Turning now to our second point of concern, under this new process councils will become responsible for approvals for planning permission, with the Minister for Planning as the referral authority. Councils will have to assess the environmental hazards, the health risks and a complex range of long- and short-term impacts. Basically, they need to assess both the direct and indirect impacts on community, environment and business. They are to do this without a work plan and have to rely on an applicant’s self-assessed risk plan. They are to do this without technical, geological or environmental expertise and resources – something that is essential to properly assess mining applications. Now, this is just a little bit bizarre. If we are to believe what we have heard of proposed changes to the building planning framework, this government does not trust local councils to approve the building of a block of flats, but apparently it considers them competent enough to approve extraordinarily complex mining projects. I mean, the mind boggles at this inconsistency.

Further compounding these concerns is the requirement for councils to provide ongoing monitoring to enforce compliance with the new duty in the scheme for an unwritten but not legally binding code of compliance. Let us remember that we will have rate-capped councils doing this. One must ask: with what money and with what highly skilled technical human resources will they be doing this? There is a real concern that these changes could burden councils and inadvertently lead to less due diligence and less evidence-based decisions. It is then even more perplexing that the government has said that these reforms will not significantly change the role of councils in respect of mining and extractive industries. We understand that assurances have been provided by the government to the opposition proposing a comprehensive period of consultation, including with local government, but we have not sighted that, so please forgive me if I do not feel particularly reassured.

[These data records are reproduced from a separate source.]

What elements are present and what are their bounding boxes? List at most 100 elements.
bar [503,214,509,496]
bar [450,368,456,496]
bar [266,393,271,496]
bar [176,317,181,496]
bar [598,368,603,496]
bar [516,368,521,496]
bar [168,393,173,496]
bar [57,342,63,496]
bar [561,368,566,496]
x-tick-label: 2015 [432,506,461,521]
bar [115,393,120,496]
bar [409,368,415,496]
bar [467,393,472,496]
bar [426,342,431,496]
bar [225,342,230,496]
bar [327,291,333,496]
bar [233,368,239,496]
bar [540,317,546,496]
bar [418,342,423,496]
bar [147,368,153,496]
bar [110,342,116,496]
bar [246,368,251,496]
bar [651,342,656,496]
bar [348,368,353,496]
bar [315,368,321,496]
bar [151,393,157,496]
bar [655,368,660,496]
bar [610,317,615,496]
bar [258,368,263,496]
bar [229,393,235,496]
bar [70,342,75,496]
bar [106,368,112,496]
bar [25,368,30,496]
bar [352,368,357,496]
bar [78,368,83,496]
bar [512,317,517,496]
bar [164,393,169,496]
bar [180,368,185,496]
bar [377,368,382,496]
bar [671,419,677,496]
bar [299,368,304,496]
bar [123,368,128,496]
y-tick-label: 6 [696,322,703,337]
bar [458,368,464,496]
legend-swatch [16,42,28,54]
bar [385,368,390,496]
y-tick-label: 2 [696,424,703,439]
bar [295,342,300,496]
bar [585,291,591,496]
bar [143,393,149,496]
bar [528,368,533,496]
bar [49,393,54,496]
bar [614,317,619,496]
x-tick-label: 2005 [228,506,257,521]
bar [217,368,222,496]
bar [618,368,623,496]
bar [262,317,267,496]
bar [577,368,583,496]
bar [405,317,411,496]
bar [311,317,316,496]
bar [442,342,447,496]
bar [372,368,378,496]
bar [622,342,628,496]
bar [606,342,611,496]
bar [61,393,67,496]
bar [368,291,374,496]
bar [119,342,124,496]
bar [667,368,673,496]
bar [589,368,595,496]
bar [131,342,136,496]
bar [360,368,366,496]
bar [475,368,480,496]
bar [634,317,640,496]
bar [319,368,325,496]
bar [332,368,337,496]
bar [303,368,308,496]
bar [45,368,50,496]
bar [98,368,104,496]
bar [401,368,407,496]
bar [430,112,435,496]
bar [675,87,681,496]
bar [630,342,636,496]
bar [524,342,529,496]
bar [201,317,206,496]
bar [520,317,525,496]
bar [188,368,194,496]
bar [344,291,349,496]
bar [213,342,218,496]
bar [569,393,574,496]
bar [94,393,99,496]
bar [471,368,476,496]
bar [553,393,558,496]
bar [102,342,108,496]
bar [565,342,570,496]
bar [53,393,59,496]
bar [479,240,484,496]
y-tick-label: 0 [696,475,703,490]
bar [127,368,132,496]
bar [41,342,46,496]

The government also said that the Earth Resources Regulator will continue to be a lead regulator for the industry, although how this relationship with councils will operate in the future remains entirely unclear. Mr McGowan rightly referred to the importance of rehabilitation plans as part of the mining process, but we know from previous Victorian Auditor-General reports reporting specifically on the question of rehabilitating mines that historically this regulator has repeatedly failed in its role to ensure that land is progressively rehabilitated and returned to premining or better conditions. The government has foreshadowed further changes to the Victorian planning provisions, local planning schemes and related documents to clarify the process for this decision-making, which will be subject to community consultation. We welcome this community consultation, but the gap we see in this bill between legislation and regulation appears to be a mountainous one.

I concur with Mr McGowan: we have also been inundated with calls for further community consultation on both regulation and implementation, and we would like to see the government listen to those calls. I would say these are not your classic short-form bulk emails. These are really well thought through and considered letters from primarily rural and regional constituents.

We believe that consultation should happen first and then this bill should be brought back to this place. That is why we will not lend our support to this bill at this time. One of Legalise Cannabis Victoria’s pillars is ‘Save our planet’, and this principle is front and centre in our deliberations on this bill. So to this end, we will be supportive of proposed amendments that will encourage greater consultation with local governments, environmental organisations and regional communities likely to be impacted by mining and exploration. Broad consultation, transparency and accountability are important, and we do not want to settle for less.